Global Health Press

Ghana declares first-ever outbreak of Marburg virus disease

Ghana has announced the country’s first outbreak of Marburg virus disease. The Institute Pasteur in Dakar, Senegal, received samples from two patients from the southern Ashanti region of Ghana – both deceased and unrelated – who showed symptoms including diarrhea, fever, nausea, and vomiting. The laboratory confirmed the results from the Noguchi Memorial Institute for Medical Research, which suggested their illness was due to the Marburg virus. One case was a 26-year-old male who checked into a hospital on 26 June 2022 and died on 27 June. The second case was a 51-year-old male who reported to the hospital on 28 June and died on the same day.

The New England Journal of Medicine published in June 2022 the detection of Marburg Virus Disease (MVD) in a 46-year-old man in Guinea in August 2021. The man died with bleeding from several orifices and the initial diagnosis of MVD was confirmed in a postmortem buccal sample via real-time reverse transcriptase-PCR. Field investigations indicated that the Guinea Marburg Virus strain had been isolated from bats in Sierra Leone and from humans in Angola. Guinean forest and other others of western Africa, including Sierra Leone, demonstrate to be environmentally suitable for zoonotic transmission of MVD by bats, particularly the Egyptian fruit bat, which has been identified as a natural MARV reservoir host.

Marburg virus (MARV) is a close relative of the more well-known Ebola virus (EBOV) and is the founding member of the Filoviridae family and Mononegavirales order. Marburg virus disease (MVD) is a highly infectious viral hemorrhagic fever and considered extremely dangerous. It is transmitted to people from fruit bats and spreads among humans through direct contact with the bodily fluids of infected people, surfaces, and materials. Illness begins abruptly, with high fever, severe headache, and malaise. Many patients develop severe hemorrhagic signs within seven days. Case fatality rates have varied from 24% to 88% in past outbreaks depending on virus strain and the quality of case management. Although there are no vaccines or antiviral treatments approved to treat the virus, supportive care – rehydration with oral or intravenous fluids and a range of potential treatments, including blood products, immune therapies, and drug therapies, as well as candidate vaccines with phase 1 data – are being evaluated.

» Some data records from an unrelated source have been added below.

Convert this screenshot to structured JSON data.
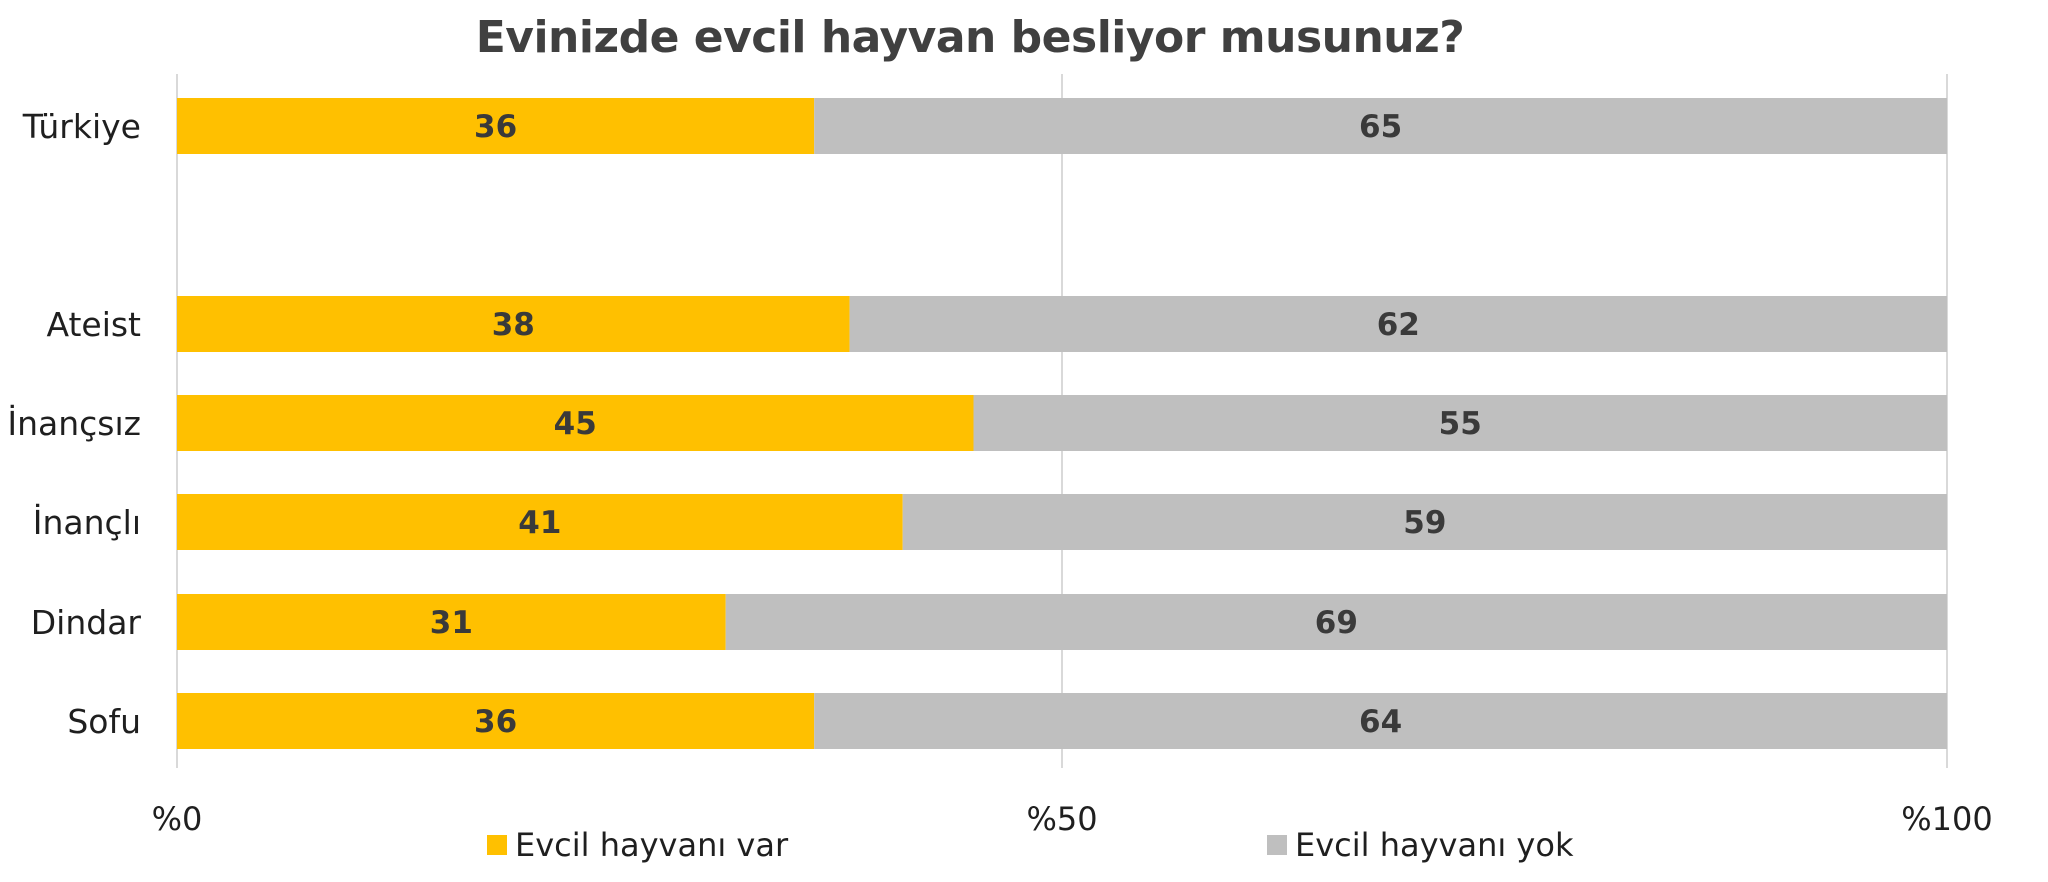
{
  "chart_data": {
    "type": "bar",
    "orientation": "horizontal",
    "stacked": true,
    "title": "Evinizde evcil hayvan besliyor musunuz?",
    "categories": [
      "Türkiye",
      "",
      "Ateist",
      "İnançsız",
      "İnançlı",
      "Dindar",
      "Sofu"
    ],
    "series": [
      {
        "name": "Evcil hayvanı var",
        "color": "#FFC000",
        "values": [
          36,
          null,
          38,
          45,
          41,
          31,
          36
        ]
      },
      {
        "name": "Evcil hayvanı yok",
        "color": "#BFBFBF",
        "values": [
          65,
          null,
          62,
          55,
          59,
          69,
          64
        ]
      }
    ],
    "xlim": [
      0,
      100
    ],
    "xticks": [
      0,
      50,
      100
    ],
    "xtick_labels": [
      "%0",
      "%50",
      "%100"
    ],
    "grid": true,
    "legend_position": "bottom",
    "gridline_color": "#D9D9D9"
  }
}
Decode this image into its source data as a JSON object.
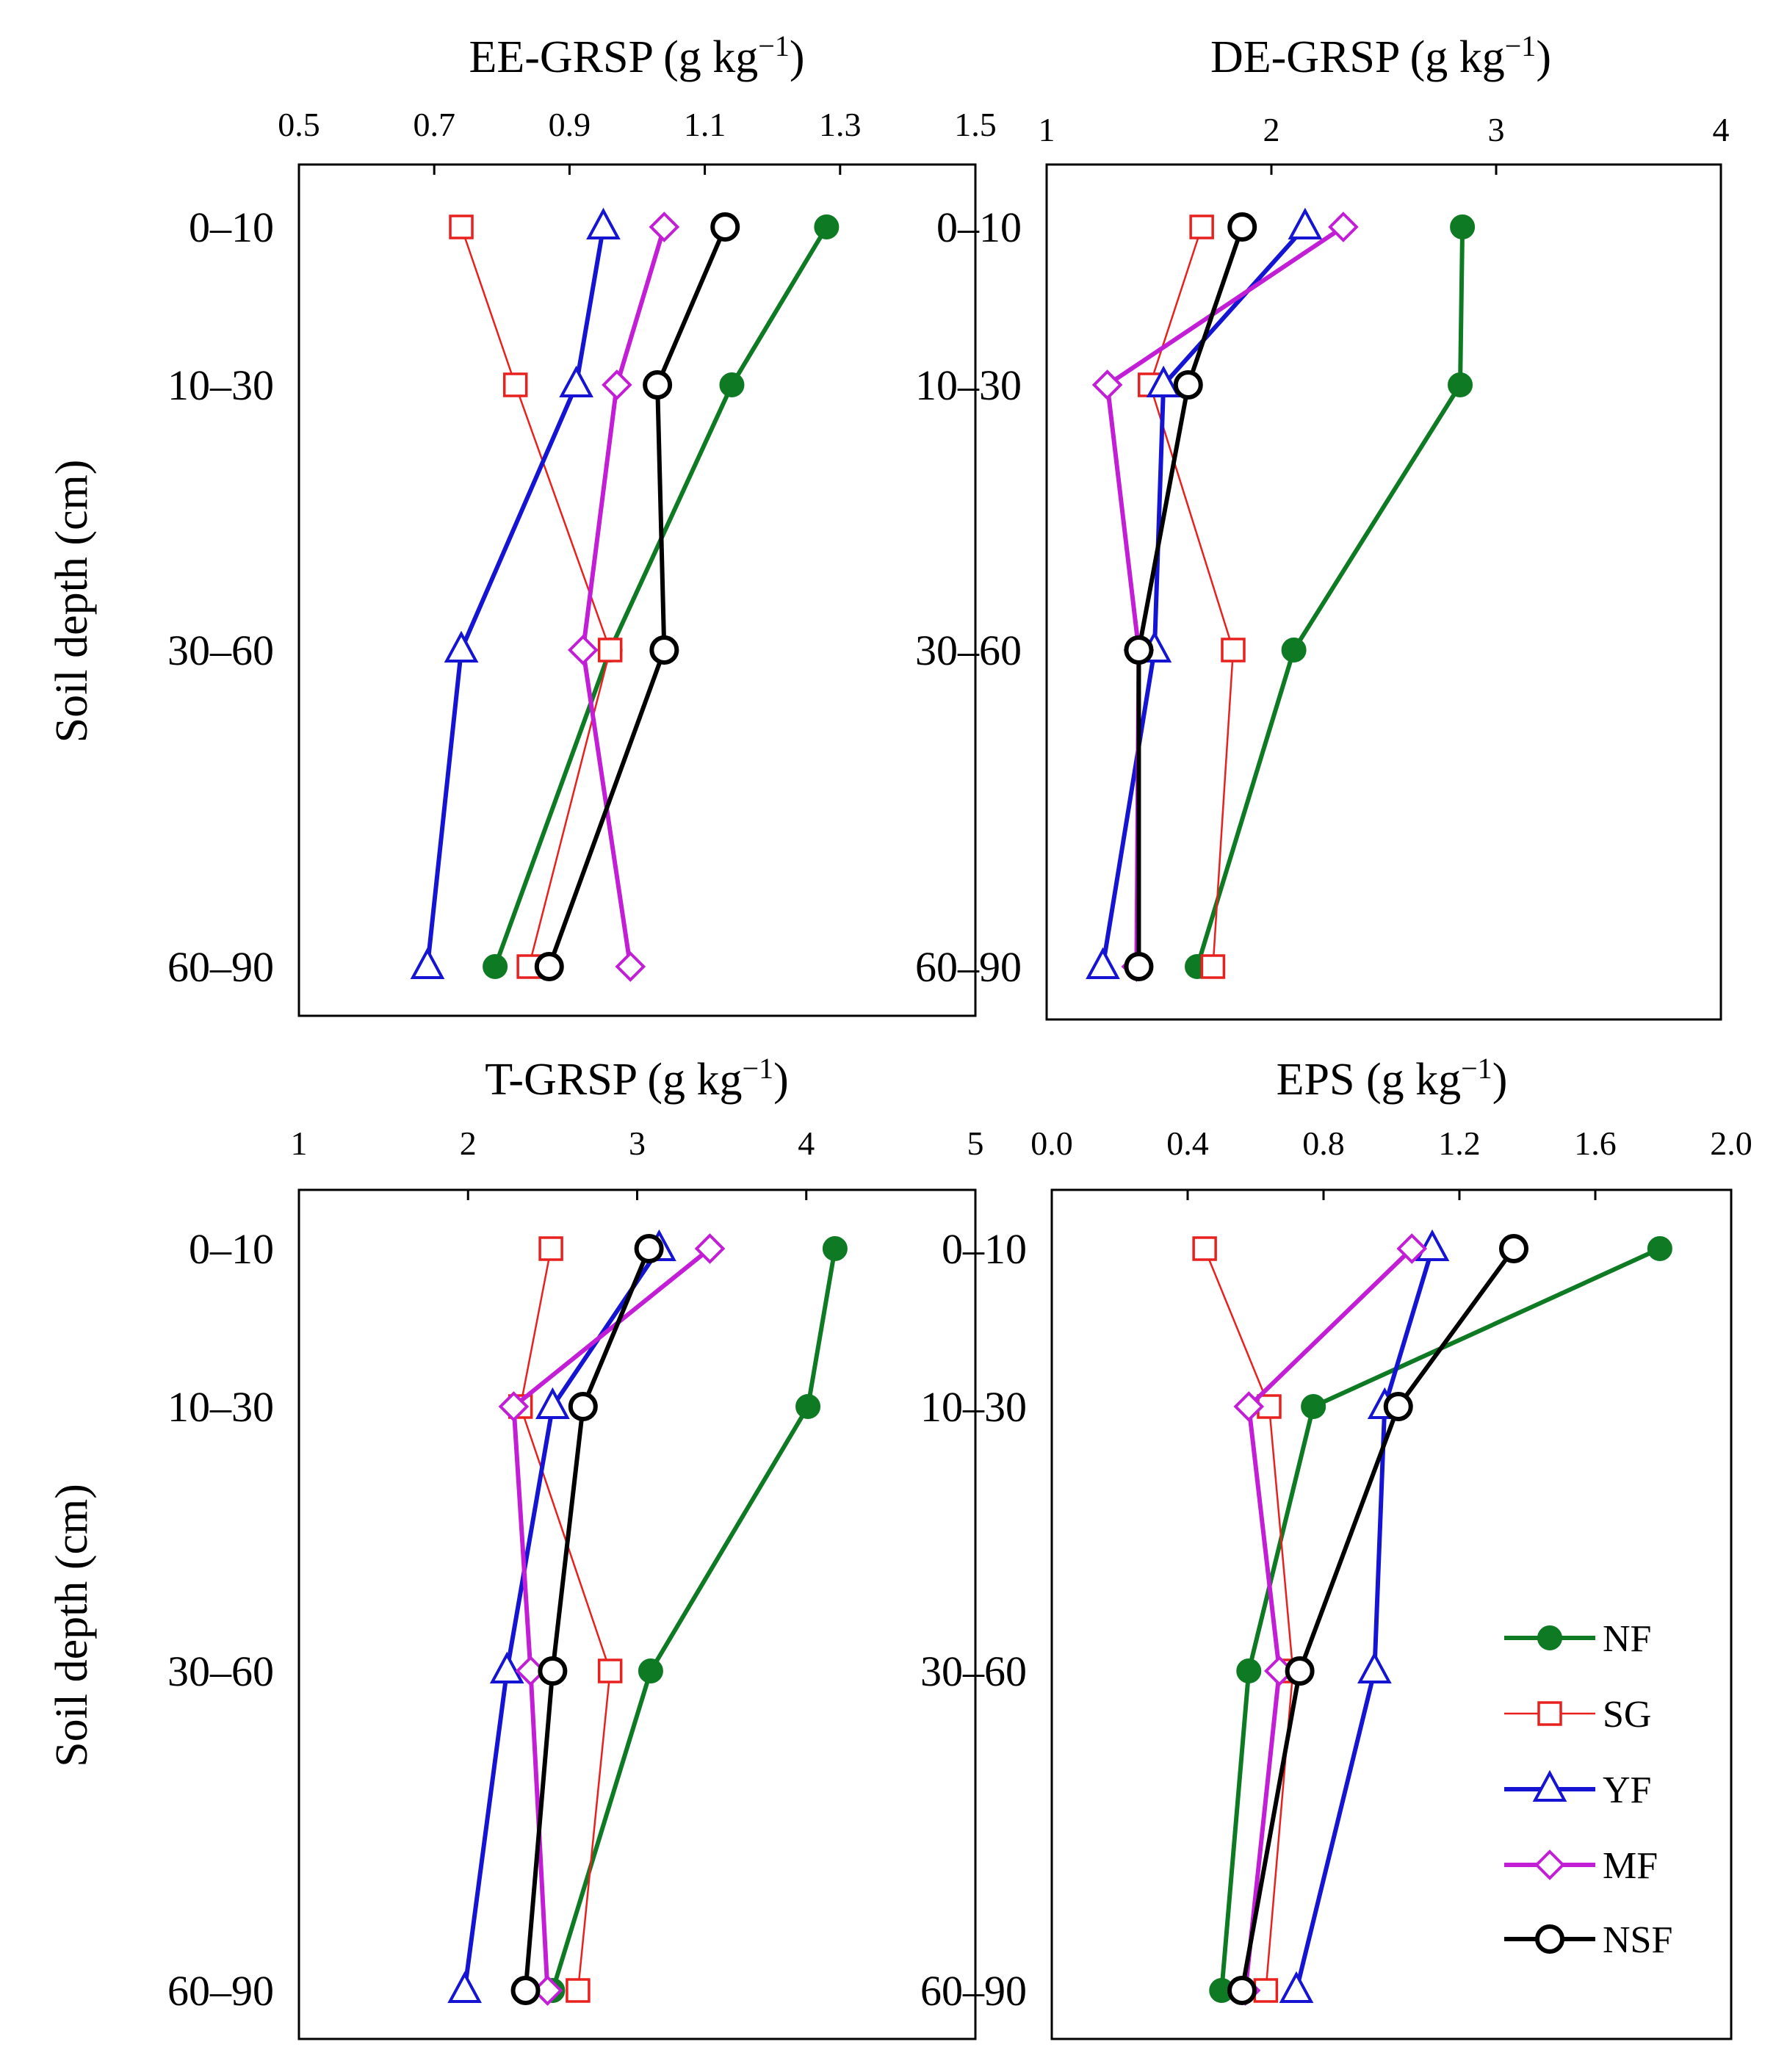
{
  "chart_data": [
    {
      "type": "line",
      "id": "ee",
      "title": "EE-GRSP  (g kg",
      "title_sup": "−1",
      "title_close": ")",
      "xlim": [
        0.5,
        1.5
      ],
      "xticks": [
        "0.5",
        "0.7",
        "0.9",
        "1.1",
        "1.3",
        "1.5"
      ],
      "ylabel": "Soil  depth  (cm)",
      "categories": [
        "0–10",
        "10–30",
        "30–60",
        "60–90"
      ],
      "series": [
        {
          "name": "NF",
          "values": [
            1.28,
            1.14,
            0.96,
            0.79
          ]
        },
        {
          "name": "SG",
          "values": [
            0.74,
            0.82,
            0.96,
            0.84
          ]
        },
        {
          "name": "YF",
          "values": [
            0.95,
            0.91,
            0.74,
            0.69
          ]
        },
        {
          "name": "MF",
          "values": [
            1.04,
            0.97,
            0.92,
            0.99
          ]
        },
        {
          "name": "NSF",
          "values": [
            1.13,
            1.03,
            1.04,
            0.87
          ]
        }
      ]
    },
    {
      "type": "line",
      "id": "de",
      "title": "DE-GRSP  (g kg",
      "title_sup": "−1",
      "title_close": ")",
      "xlim": [
        1,
        4
      ],
      "xticks": [
        "1",
        "2",
        "3",
        "4"
      ],
      "ylabel": "",
      "categories": [
        "0–10",
        "10–30",
        "30–60",
        "60–90"
      ],
      "series": [
        {
          "name": "NF",
          "values": [
            2.85,
            2.84,
            2.1,
            1.67
          ]
        },
        {
          "name": "SG",
          "values": [
            1.69,
            1.46,
            1.83,
            1.74
          ]
        },
        {
          "name": "YF",
          "values": [
            2.15,
            1.52,
            1.48,
            1.25
          ]
        },
        {
          "name": "MF",
          "values": [
            2.32,
            1.27,
            1.41,
            1.4
          ]
        },
        {
          "name": "NSF",
          "values": [
            1.87,
            1.63,
            1.41,
            1.41
          ]
        }
      ]
    },
    {
      "type": "line",
      "id": "tg",
      "title": "T-GRSP  (g kg",
      "title_sup": "−1",
      "title_close": ")",
      "xlim": [
        1,
        5
      ],
      "xticks": [
        "1",
        "2",
        "3",
        "4",
        "5"
      ],
      "ylabel": "Soil  depth  (cm)",
      "categories": [
        "0–10",
        "10–30",
        "30–60",
        "60–90"
      ],
      "series": [
        {
          "name": "NF",
          "values": [
            4.17,
            4.01,
            3.08,
            2.5
          ]
        },
        {
          "name": "SG",
          "values": [
            2.49,
            2.31,
            2.84,
            2.65
          ]
        },
        {
          "name": "YF",
          "values": [
            3.13,
            2.5,
            2.23,
            1.98
          ]
        },
        {
          "name": "MF",
          "values": [
            3.43,
            2.27,
            2.37,
            2.47
          ]
        },
        {
          "name": "NSF",
          "values": [
            3.07,
            2.68,
            2.5,
            2.34
          ]
        }
      ]
    },
    {
      "type": "line",
      "id": "eps",
      "title": "EPS (g kg",
      "title_sup": "−1",
      "title_close": ")",
      "xlim": [
        0.0,
        2.0
      ],
      "xticks": [
        "0.0",
        "0.4",
        "0.8",
        "1.2",
        "1.6",
        "2.0"
      ],
      "ylabel": "",
      "categories": [
        "0–10",
        "10–30",
        "30–60",
        "60–90"
      ],
      "series": [
        {
          "name": "NF",
          "values": [
            1.79,
            0.77,
            0.58,
            0.5
          ]
        },
        {
          "name": "SG",
          "values": [
            0.45,
            0.64,
            0.71,
            0.63
          ]
        },
        {
          "name": "YF",
          "values": [
            1.12,
            0.98,
            0.95,
            0.72
          ]
        },
        {
          "name": "MF",
          "values": [
            1.06,
            0.58,
            0.67,
            0.57
          ]
        },
        {
          "name": "NSF",
          "values": [
            1.36,
            1.02,
            0.73,
            0.56
          ]
        }
      ]
    }
  ],
  "legend": [
    "NF",
    "SG",
    "YF",
    "MF",
    "NSF"
  ],
  "styles": {
    "NF": {
      "color": "#0e7a23",
      "marker": "circle-filled"
    },
    "SG": {
      "color": "#e8201e",
      "marker": "square-open"
    },
    "YF": {
      "color": "#1414d2",
      "marker": "triangle-open"
    },
    "MF": {
      "color": "#c21ed6",
      "marker": "diamond-open"
    },
    "NSF": {
      "color": "#000000",
      "marker": "circle-open"
    }
  }
}
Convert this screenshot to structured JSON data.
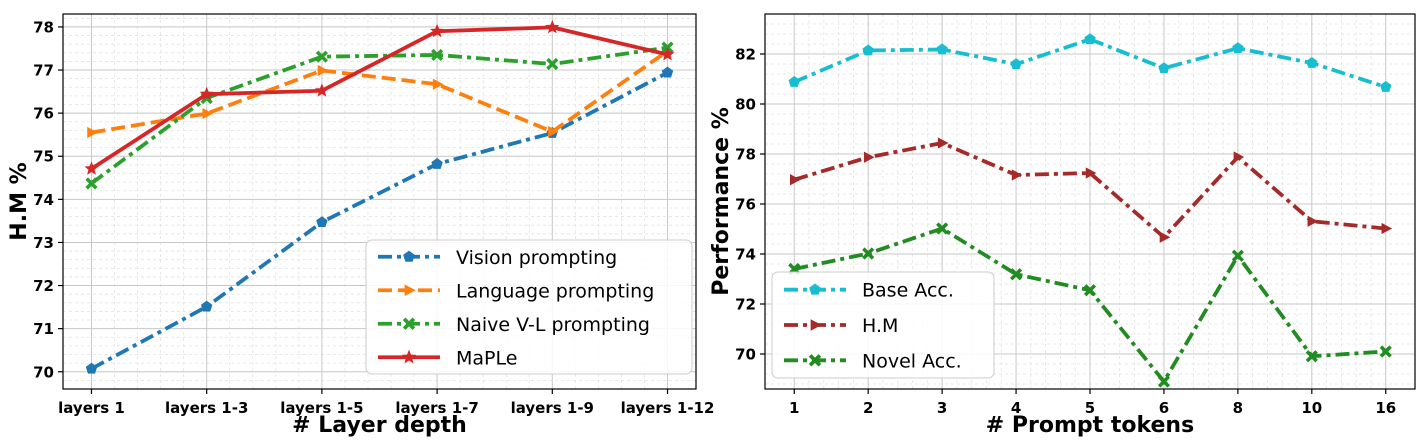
{
  "chart_data": [
    {
      "type": "line",
      "xlabel": "# Layer depth",
      "ylabel": "H.M %",
      "categories": [
        "layers 1",
        "layers 1-3",
        "layers 1-5",
        "layers 1-7",
        "layers 1-9",
        "layers 1-12"
      ],
      "ylim": [
        69.6,
        78.3
      ],
      "yticks": [
        70,
        71,
        72,
        73,
        74,
        75,
        76,
        77,
        78
      ],
      "grid": true,
      "legend": "lower-right",
      "series": [
        {
          "name": "Vision prompting",
          "color": "#1f77b4",
          "dash": "dashdot",
          "marker": "pentagon",
          "values": [
            70.07,
            71.51,
            73.47,
            74.82,
            75.54,
            76.94
          ]
        },
        {
          "name": "Language prompting",
          "color": "#ff7f0e",
          "dash": "dashed",
          "marker": "triangle-right",
          "values": [
            75.55,
            75.99,
            76.99,
            76.67,
            75.57,
            77.44
          ]
        },
        {
          "name": "Naive V-L prompting",
          "color": "#2ca02c",
          "dash": "dashdot",
          "marker": "x",
          "values": [
            74.37,
            76.35,
            77.31,
            77.35,
            77.14,
            77.52
          ]
        },
        {
          "name": "MaPLe",
          "color": "#d62728",
          "dash": "solid",
          "marker": "star",
          "values": [
            74.71,
            76.44,
            76.52,
            77.9,
            77.99,
            77.36
          ]
        }
      ]
    },
    {
      "type": "line",
      "xlabel": "# Prompt tokens",
      "ylabel": "Performance %",
      "categories": [
        "1",
        "2",
        "3",
        "4",
        "5",
        "6",
        "8",
        "10",
        "16"
      ],
      "ylim": [
        68.6,
        83.6
      ],
      "yticks": [
        70,
        72,
        74,
        76,
        78,
        80,
        82
      ],
      "grid": true,
      "legend": "lower-left",
      "series": [
        {
          "name": "Base Acc.",
          "color": "#17becf",
          "dash": "dashdot",
          "marker": "pentagon",
          "values": [
            80.88,
            82.14,
            82.18,
            81.59,
            82.59,
            81.43,
            82.23,
            81.64,
            80.68
          ]
        },
        {
          "name": "H.M",
          "color": "#a52a2a",
          "dash": "dashdot",
          "marker": "triangle-right",
          "values": [
            76.97,
            77.87,
            78.44,
            77.16,
            77.24,
            74.67,
            77.88,
            75.31,
            75.02
          ]
        },
        {
          "name": "Novel Acc.",
          "color": "#228b22",
          "dash": "dashdot",
          "marker": "x",
          "values": [
            73.4,
            74.02,
            75.02,
            73.19,
            72.55,
            68.9,
            73.93,
            69.91,
            70.1
          ]
        }
      ]
    }
  ]
}
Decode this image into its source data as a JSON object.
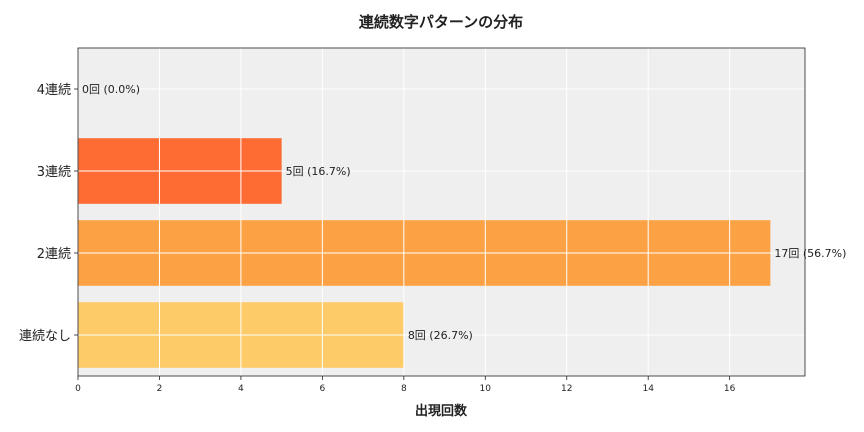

Where did the virus come from?

Marburg virus was first discovered in 1967 during a set of outbreaks in the German cities Marburg and Frankfurt and in Belgrade, the capital of Serbia. All patients in Marburg were employees of Behringwerke (a producer of sera and vaccines), the patients in Frankfurt were employees of the Paul Ehrlich Institute (the German licensing authority for sera and vaccines) and the primary case patient in Belgrade was a veterinarian employed at the Institute Torlak (production and safety testing of live poliomyelitis vaccine). All patients with primary infection at the 3 locations had direct contact with blood, organs, and cell cultures from Cercopithecus aethiops monkeys imported from Uganda for clinical research. During these outbreaks, thirty-one people became infected and seven of them died. The assumption was that MARV had originated on the African continent, but there has never been direct proof of this hypothesis. In addition, a small degree of uncertainty remained because of the contacts that the Cercopithecus aethiops monkeys had, while in an animal house in London on their transport. In 1975, 8 years after importation of Marburg virus to Europe, a small outbreak occurred in Johannesburg, South Africa with a strain that very loosely resembled the strain isolated in 1967. Sporadic additional cases of MVD were documented in the following years (1980 and 1987 in Nairobi, 1990 in Koltsovo, Russia) followed by larger outbreaks (154 cases) in 1998 in Congo and in 2005 in Angola (252 cases). Interestingly, new Guinea MARV in 2021 and the Angola MARV from 2005 seem to share a common ancestor that existed in 1965 (95% confidence interval). It indicates that these lineages diverged from a common ancestor 56 years ago and evolved independently in its respective reservoir host. Over all these years, the virus had the opportunity to disperse over large distances by bat migration.

Ebola virus was thought to be more dangerous than Marburg virus (MARV), but it has been evident that MARV is present in larger areas of Africa than previously acknowledged and therefore must be considered as big a treat as Ebola virus.

While there are vaccines against Ebola, there is no vaccine against the MARV and treatment (in an ICU) is totally symptomatic (providing fluids, maintaining blood pressure, providing oxygen if needed, replacing lost blood and treating nosocomial infections). Prevention consists solely of avoiding direct contact with blood, saliva, vomit, urine, and other bodily fluids of people with MARV disease (or unknown illnesses).